Biography examines political motivations of Montaigne

Prof. Philippe Desan has spent most of his academic career studying the life and work of French Renaissance writer Michel de Montaigne. When he set out to write his definitive biography, Montaigne: A Life, Desan intended to complete the image of Montaigne as a great philosopher, but also a shrewd politician.

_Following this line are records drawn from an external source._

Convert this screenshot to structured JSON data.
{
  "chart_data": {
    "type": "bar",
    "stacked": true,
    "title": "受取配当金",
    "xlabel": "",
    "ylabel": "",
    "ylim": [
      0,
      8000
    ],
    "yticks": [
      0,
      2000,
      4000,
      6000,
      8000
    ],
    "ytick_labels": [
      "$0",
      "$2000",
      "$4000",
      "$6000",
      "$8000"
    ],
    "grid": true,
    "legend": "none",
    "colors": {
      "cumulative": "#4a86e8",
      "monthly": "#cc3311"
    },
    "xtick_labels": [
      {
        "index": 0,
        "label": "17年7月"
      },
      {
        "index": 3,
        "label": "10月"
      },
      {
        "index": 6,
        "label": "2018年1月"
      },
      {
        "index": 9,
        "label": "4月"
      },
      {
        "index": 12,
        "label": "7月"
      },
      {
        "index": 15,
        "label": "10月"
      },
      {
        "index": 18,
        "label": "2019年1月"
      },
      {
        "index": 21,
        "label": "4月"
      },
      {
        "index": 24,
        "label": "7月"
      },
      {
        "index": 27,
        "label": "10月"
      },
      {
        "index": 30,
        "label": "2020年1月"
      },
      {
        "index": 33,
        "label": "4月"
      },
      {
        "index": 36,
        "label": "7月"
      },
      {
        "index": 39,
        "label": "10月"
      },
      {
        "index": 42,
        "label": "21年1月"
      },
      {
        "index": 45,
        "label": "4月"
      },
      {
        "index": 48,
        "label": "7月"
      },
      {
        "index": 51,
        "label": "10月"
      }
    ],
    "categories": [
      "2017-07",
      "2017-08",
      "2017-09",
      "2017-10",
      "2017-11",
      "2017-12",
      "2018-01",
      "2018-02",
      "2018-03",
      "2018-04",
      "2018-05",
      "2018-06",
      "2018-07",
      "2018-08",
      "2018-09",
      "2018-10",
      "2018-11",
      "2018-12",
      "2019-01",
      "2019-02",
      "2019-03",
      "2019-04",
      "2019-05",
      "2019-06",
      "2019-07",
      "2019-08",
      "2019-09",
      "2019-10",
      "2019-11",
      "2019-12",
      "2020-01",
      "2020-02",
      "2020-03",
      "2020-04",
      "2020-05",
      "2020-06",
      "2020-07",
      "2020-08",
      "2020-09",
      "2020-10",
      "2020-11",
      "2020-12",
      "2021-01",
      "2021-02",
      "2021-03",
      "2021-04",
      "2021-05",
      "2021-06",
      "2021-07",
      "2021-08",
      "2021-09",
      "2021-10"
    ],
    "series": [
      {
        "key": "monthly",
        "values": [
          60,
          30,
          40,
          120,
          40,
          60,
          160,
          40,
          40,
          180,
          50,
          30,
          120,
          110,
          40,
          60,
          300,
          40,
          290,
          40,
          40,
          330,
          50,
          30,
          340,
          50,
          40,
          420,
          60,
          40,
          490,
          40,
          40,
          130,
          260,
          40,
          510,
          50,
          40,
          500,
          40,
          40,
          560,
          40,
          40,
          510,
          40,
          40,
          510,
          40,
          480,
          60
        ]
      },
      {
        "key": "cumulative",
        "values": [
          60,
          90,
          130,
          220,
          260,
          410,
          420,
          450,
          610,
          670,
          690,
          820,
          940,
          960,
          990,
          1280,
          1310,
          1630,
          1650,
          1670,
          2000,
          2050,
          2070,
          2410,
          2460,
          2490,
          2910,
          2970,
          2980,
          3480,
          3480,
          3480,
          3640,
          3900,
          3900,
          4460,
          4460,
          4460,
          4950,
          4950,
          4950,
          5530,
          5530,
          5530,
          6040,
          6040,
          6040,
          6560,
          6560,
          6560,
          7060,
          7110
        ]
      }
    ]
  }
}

“The biography is really meant to balance our perception of Montaigne today,” said Desan, the Howard L. Willett Professor in Romance Languages and Literatures.

 

The English translation of Desan’s landmark 2014 French edition book was published in January by Princeton University Press. “Montaigne the author was created in the 19th century, but there was a much more political motivation for Montaigne to use his book to play the political cards he had in mind at the time,” Desan said.

 

That book was Montaigne’s Essays, a collection of writings first published in 1580 that reflected on a variety of topics including war, government and even cannibalism. Often regarded as one of the most important thinkers of his time, Montaigne fell out of style in the age of rationalism and reason in the 17th and 18th centuries. His popularity exploded in the 19th century as Romantic writers like Emerson and Nietzsche embraced the imagination of Montaigne’s writing and the image of the solitary philosopher, locked away in his tower.

 

That myth, however, eschewed a major aspect of his life, Desan said.

 

“Montaigne was the mayor of Bordeaux for four years, which is the fifth-largest city in France in the 16th century,” Desan said. “It’s a big deal, and people have historically underplayed that in order to see him as the first intellectual removed from the world contemplating the human condition.”

 

Desan said that Montaigne purposefully cultivated that image late in his life—built on the ruins of his political ambitions, and embraced by thinkers who chose to ignore the earlier aspects of his life.

 

“The biography is really meant to balance our perception of Montaigne today.”Prof. Philippe Desan

 

Shortly after the first edition of Essays was published, Montaigne retreated to Rome, which most scholars have attributed to the need for a vacation. But Desan discovered during archival research in Bordeaux, Périgueux, Paris and Rome that Montaigne’s trip had real political motivations.

 

“This is a totally absurd conception,” Desan said about the idea that Montaigne was tired and needed a break. “I found documents that he went to Paris to give his book to the king, and he begged the king to give him a position in Rome. He went to Rome waiting to be named ambassador. That fell through, and Montaigne was recalled to Bordeaux to become the mayor, which was a consolation prize.”

 

In 2015, l’Académie Française honored Desan for his scholarship on Montaigne. Reviews for his new book have appeared in The New Yorker and The Wall Street Journal, and the book topped Amazon‘s bestseller list for French literature. While some have been critical of what is perceived as Desan’s “effort at disenchantment,” which Desan said misses the point of the biography.

 

“I like Montaigne a lot, I’m not bashing on Montaigne,” Desan said. “I tried to show the evolution of Montaigne.”

 

Montaigne scholars have praised Desan’s biography for illuminating the complete picture of the writer. “Philippe Desan’s biography offers a refreshing corrective to those…that have underplayed [Montaigne’s] political activities and aspirations,” said Richard Scholar, professor of medieval and modern languages at the University of Oxford.

 

Desan’s next project will pick up where this book ends and will look more closely at the myth created in the 19th century of Montaigne the isolated author. As for today’s world, Desan thinks he knows what Montaigne the politician would recommend.

 

“Skepticism about everything,” Desan said. “Certainly he doesn’t make the mistake of having only one point of view for everything. He’s always trying to go to the other side and see himself from the other’s eyes. I think this is the great lesson of Montaigne that might be helpful today.”

 

Desan will discuss Montaigne: A Life at an April 5 event at the Seminary Co-op bookstore.